Relative to administrative proceedings under the statute relating to neglected dams, however, § 307 of that statute provides that a “person aggrieved” shall have 30 days after “notice” of the Commission’s order within which to appeal to the Superi- or Court. As relevant to how a dam owner may have such notice, § 304(4) of the statute provides that the Commission shall

“cause a copy of . [its] order to be delivered to the dam owner . . .”

We conclude that as to a person who, like the plaintiff, is a dam owner, the “notice” contemplated by § 307 to start the running of the appeal period comes into being when the Commission, in compliance with the mandate of § 304(4), “ . cause[s] a copy of . [its] order to be delivered to the dam owner . . .

The determinative question, then, is what is meant by “delivery of a copy to the dam owner.” We believe that the status of the owner of an artificial dam in a proceeding by the Soil and Water Conservation Commission to establish a water level for the dam is, for the purposes here.involved, sufficiently analogous to that of a party to a civil action pending in a court to warrant assigning to the “delivery of a copy” language of § 304(4) the same meaning as is given to it in Rule 5(b) M.R.Civ.P. Such delivery of a copy is accomplished by leaving the copy at the dam owner’s “dwelling house or usual place of abode with some person of suitable age and discretion then residing therein.”

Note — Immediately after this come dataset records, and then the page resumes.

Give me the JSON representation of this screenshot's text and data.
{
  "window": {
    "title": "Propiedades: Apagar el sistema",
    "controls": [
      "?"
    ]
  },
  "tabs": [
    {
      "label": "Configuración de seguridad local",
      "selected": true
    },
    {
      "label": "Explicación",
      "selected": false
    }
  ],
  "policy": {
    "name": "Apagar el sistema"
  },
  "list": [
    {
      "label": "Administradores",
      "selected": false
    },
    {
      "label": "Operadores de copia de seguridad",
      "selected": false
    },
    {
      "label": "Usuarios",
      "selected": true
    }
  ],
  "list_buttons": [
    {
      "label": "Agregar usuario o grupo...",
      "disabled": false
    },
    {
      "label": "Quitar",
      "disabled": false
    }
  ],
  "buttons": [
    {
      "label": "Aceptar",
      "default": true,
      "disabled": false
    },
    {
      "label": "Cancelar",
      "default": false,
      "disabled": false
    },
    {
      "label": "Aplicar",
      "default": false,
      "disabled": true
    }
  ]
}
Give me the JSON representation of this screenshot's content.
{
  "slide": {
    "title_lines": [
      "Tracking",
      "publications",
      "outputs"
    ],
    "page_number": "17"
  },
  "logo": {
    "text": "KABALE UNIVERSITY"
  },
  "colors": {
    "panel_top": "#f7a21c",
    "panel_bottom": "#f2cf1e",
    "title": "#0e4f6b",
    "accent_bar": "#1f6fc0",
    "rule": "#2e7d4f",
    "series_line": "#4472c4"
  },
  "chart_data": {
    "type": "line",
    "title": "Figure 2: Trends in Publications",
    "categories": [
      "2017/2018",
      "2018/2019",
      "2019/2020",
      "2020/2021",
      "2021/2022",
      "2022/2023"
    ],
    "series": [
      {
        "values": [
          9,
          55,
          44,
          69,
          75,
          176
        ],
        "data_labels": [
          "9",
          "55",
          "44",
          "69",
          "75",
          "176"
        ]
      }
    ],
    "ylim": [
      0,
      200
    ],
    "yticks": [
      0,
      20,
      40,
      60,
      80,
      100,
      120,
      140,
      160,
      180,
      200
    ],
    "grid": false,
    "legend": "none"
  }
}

Plaintiff does not dispute that, here, a copy of the Commission’s order was left at his usual place of abode with a person of suitable age and discretion who then resided therein. This constituted the “notice” to plaintiff, as the dam owner, which triggered as to him the running of the 30 day appeal period. Since there was thus “notice” to plaintiff as of December 16, 1976, plaintiff’s filing of the appeal on January 21,1977 was late,1 and the presiding Justice acted correctly in dismissing the case. See Harris Baking Company v. Mazzeo, Me., 294 A.2d 445 (1972); Harrington v. Harrington, Me., 269 A.2d 310 (1970).

The entry is:

Appeal denied; judgment of dismissal affirmed.

DELAHANTY, J., did not sit.

. This remains true even were we to consider the notice to plaintiff to have been achieved “by mail” and, in accordance with Rule 6(e) M.R.Civ.P., we were to add 3 days to the prescribed 30 day period.